Author: Nicholas Randell

PART 2

[This second (and final) installment takes a look at recent Tower grants and their impact on the target population, grantee organization, and the field at large.]

Once again, we wanted to take a look at the somewhat broader impact of our grantmaking. On our lessons learned forms, we also scored grants for impact (whether “significant,” “some,” or “no impact”).

We looked at three kinds of impact:
1) impact on target population (was a clinic able to see more young patients in a given month?);
2) impact on organizational capacity (did an agency develop new in-house training capacity?);
3) impact on the field (did the work help convince a state agency to expand reimbursements to a new service delivery model?).

Below are three pie charts showing what we found for the 47 grants we looked at. I’ve tried to capture some key features of projects that demonstrated “significant” impact on the target population. Here are some things that were true of grants with target population impact rated “significant.”
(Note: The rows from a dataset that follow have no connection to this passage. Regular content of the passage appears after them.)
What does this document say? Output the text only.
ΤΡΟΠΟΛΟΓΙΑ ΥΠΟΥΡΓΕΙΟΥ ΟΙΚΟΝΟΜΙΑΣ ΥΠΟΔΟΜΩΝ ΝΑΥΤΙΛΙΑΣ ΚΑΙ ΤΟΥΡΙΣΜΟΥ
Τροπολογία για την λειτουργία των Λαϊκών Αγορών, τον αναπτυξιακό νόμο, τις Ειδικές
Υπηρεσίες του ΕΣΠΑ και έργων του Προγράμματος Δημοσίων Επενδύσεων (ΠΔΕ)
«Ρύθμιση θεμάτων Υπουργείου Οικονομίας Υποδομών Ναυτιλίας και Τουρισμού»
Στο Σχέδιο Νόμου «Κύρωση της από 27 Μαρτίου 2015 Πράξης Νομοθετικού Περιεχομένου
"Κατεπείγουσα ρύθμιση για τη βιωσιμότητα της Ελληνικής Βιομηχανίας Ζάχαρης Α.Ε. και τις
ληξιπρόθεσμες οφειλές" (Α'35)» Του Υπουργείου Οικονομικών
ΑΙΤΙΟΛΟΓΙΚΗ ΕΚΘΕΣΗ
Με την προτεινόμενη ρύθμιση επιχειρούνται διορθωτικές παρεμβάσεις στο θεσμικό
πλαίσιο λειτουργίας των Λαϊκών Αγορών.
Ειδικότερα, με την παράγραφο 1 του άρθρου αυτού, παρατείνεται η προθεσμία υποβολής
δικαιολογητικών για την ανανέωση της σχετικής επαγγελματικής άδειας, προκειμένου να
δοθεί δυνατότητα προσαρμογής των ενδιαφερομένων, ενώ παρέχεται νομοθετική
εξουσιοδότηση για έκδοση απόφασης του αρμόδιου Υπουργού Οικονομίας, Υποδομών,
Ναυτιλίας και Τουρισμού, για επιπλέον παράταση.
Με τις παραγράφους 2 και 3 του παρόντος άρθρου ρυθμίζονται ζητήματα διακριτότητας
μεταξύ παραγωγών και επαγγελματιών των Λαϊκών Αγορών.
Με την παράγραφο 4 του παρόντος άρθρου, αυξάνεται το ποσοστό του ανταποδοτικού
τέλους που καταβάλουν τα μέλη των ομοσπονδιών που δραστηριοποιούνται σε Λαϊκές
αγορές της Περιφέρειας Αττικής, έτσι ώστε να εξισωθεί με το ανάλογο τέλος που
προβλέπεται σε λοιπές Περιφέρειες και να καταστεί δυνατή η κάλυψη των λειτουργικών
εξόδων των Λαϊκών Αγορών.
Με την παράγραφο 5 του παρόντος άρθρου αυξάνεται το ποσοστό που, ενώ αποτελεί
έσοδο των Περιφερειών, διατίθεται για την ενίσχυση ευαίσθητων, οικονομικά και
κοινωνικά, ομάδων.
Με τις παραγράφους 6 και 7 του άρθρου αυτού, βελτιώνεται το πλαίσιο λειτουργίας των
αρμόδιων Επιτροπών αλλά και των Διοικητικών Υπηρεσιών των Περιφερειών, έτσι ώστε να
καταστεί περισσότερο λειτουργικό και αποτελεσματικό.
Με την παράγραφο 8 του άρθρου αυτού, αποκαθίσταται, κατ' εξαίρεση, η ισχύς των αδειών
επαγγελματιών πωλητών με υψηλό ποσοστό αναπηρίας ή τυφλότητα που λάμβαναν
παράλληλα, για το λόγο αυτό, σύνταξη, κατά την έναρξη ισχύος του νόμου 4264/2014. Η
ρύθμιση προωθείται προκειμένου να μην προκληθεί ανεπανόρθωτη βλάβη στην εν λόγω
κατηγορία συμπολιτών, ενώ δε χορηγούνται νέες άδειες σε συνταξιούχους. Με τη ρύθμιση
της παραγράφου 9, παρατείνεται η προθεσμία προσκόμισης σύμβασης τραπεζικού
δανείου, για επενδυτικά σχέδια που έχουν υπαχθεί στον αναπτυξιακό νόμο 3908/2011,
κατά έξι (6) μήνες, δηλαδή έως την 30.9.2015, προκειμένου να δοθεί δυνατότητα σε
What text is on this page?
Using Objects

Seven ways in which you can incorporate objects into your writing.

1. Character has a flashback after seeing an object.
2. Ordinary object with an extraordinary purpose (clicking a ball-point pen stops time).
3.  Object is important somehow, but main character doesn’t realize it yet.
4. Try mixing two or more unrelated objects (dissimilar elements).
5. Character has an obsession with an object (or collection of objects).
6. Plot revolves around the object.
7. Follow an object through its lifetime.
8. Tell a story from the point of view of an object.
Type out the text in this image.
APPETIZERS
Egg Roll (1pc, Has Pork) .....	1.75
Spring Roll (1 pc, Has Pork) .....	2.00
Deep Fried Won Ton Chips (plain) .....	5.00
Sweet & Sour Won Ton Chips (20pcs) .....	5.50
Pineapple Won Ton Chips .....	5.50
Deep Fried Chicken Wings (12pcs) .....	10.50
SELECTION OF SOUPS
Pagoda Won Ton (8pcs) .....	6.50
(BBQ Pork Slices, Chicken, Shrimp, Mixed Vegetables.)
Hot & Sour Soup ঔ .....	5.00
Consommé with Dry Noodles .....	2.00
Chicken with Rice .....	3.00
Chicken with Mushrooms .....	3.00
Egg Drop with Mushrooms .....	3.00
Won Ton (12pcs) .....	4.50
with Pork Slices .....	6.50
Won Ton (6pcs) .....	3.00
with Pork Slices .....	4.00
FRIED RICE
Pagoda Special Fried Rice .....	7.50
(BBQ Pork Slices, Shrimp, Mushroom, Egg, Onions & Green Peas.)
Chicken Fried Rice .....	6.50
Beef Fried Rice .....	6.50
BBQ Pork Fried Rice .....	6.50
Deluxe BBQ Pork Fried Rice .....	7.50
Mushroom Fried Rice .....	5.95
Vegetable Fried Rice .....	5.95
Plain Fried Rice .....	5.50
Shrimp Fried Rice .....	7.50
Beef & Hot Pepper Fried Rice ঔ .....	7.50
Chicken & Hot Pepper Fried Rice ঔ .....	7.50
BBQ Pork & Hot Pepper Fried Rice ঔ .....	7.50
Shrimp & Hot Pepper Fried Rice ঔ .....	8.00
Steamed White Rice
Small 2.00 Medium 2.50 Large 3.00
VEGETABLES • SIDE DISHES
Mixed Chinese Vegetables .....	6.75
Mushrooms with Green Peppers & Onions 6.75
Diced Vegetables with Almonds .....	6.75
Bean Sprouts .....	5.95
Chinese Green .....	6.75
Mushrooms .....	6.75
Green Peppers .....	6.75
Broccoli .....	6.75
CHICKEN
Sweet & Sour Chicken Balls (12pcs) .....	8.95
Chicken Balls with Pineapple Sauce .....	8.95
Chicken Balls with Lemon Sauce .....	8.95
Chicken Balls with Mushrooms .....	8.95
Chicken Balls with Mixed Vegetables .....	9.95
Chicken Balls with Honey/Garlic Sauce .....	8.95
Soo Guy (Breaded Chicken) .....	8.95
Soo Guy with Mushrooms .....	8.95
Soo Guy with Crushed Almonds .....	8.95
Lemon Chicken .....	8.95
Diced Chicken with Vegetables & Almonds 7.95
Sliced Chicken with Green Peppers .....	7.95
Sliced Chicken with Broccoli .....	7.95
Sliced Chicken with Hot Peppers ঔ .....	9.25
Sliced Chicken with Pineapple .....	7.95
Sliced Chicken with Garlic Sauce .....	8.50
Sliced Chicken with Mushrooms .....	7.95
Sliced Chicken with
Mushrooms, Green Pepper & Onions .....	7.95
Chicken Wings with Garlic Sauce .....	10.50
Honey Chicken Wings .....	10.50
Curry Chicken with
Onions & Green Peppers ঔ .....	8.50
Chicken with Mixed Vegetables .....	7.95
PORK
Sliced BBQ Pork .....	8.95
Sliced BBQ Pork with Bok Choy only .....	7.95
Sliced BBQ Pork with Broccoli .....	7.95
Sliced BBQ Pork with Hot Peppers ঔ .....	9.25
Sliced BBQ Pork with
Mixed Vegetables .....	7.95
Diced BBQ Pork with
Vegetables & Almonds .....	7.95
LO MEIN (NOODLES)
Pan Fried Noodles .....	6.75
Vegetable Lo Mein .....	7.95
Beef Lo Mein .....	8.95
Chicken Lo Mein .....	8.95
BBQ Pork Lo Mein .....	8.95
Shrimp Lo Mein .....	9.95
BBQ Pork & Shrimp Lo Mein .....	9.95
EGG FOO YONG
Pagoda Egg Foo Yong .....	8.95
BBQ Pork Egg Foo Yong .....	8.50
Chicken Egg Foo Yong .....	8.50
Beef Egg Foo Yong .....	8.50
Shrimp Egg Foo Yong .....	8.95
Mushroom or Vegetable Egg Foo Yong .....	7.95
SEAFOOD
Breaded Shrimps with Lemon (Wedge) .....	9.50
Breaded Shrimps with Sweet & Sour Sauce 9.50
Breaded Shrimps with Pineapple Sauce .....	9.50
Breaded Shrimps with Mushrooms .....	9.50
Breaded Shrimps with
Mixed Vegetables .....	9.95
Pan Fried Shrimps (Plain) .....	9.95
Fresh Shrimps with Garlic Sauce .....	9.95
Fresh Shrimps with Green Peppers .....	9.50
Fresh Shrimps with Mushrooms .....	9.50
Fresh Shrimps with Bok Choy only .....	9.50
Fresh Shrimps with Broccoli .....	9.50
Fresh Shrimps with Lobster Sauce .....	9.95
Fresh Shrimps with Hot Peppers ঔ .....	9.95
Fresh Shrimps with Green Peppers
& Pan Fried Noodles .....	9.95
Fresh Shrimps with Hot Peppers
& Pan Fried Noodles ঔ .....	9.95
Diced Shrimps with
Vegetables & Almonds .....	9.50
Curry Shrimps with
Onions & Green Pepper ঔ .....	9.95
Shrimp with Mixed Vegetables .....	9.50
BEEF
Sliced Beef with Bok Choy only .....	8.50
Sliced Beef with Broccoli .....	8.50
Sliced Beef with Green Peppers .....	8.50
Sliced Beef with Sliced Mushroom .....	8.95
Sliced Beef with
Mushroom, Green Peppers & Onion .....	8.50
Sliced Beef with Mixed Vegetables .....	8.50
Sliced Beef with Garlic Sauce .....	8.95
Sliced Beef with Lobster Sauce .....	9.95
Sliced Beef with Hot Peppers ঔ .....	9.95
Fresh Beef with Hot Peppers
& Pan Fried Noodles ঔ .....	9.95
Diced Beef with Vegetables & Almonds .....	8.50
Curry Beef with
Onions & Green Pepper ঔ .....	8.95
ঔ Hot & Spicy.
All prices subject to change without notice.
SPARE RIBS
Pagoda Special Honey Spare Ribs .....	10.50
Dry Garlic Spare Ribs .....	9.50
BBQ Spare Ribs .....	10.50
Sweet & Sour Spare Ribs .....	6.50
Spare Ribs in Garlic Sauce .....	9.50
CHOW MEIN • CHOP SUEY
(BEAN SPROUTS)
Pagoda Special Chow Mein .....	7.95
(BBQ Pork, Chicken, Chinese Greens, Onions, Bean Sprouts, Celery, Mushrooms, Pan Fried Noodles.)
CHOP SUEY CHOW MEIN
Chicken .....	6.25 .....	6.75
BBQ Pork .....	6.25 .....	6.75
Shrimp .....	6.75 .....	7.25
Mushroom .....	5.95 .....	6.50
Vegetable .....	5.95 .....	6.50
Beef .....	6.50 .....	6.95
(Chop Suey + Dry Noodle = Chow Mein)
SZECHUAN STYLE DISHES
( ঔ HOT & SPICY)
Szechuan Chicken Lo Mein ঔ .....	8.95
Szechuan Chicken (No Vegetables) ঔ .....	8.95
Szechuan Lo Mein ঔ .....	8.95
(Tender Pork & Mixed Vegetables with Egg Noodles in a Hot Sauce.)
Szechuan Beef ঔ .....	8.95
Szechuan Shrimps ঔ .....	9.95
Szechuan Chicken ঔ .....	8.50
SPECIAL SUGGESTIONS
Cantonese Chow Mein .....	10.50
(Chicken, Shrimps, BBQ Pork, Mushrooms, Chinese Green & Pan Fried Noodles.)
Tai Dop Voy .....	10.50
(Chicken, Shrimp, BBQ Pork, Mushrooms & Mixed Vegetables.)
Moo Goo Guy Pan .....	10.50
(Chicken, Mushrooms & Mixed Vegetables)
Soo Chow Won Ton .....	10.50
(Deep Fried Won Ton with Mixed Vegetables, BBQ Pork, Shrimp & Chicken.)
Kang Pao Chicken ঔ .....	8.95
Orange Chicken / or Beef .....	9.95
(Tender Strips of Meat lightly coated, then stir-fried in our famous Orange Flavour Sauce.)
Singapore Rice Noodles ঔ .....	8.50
IMPACT ON TARGET POPULATION

  • Job skill development actually aligned with jobs in community
  • Behavioral screening in Kindergarten and/or Pre-K becomes standard operating procedure (cited twice)
  • Counseling services maintained at high school
  • Agency has capacity to offer new intervention to youth (cited three times)
  • Integrated care model will reduce wait times for mental health clients
  • Follow up support model now available for youth with psychosis
  • More in-home therapy providers available in Essex County
  • Prevention curriculum implemented in area school district
  • Expanded access to recovery programs for youth
  • Teachers feel more confident in ability to help students
  • Youth and families involved with Juvenile Court get more responsive support services
  • Validation of effectiveness of after-school intervention for ASD (Autism Spectrum Disorder) youth can lead to more evidence-based programming generally available
  • Social engagement programming for DD/IDD youth sustained
  • School district culture change creates more welcoming/supportive environment
  • First responder training will improve interaction with youth that exhibit challenging behaviors
  • Increased capacity to support readers with print-based learning challenges
  • Work on college inclusion model equips colleges to improve experience for youth, improve advising, improve integration with vocational supports, and improve transition from high school
  • Art programming builds confidence in trying new things


IMPACT ON ORGANIZATION

Grants that demonstrated significant impact on organizational capacity were characterized by:

  • Evidence-based intervention implemented (cited four times)
  • Clinic processes and efficiencies improved
  • Mental health screening a standard practice in the school/early childhood center
  • Screening protocols in place in outreach program
  • Client intake processes streamlined
  • Teamwork culture improved
  • Trauma informed training completed
  • Implementation of behavioral intervention was a culture changer for childhood center
  • Expanded capacity to provide in-home therapy
  • Program expanded volunteer base and created Family Advisory Council
  • Successful research (and publication) elevated profile of center
  • University developed capacity for first-responder training
  • Drug recovery program has integrated behavioral supports
  • Arts program better equipped to engage participants with intellectual disabilities


IMPACT ON FIELD

We expect the field-level impact of our Core Programs and Services grants to be fairly modest, simply because they tend not to have field-level objectives up front. Nonetheless, about 58% had at least some potential impact on the field.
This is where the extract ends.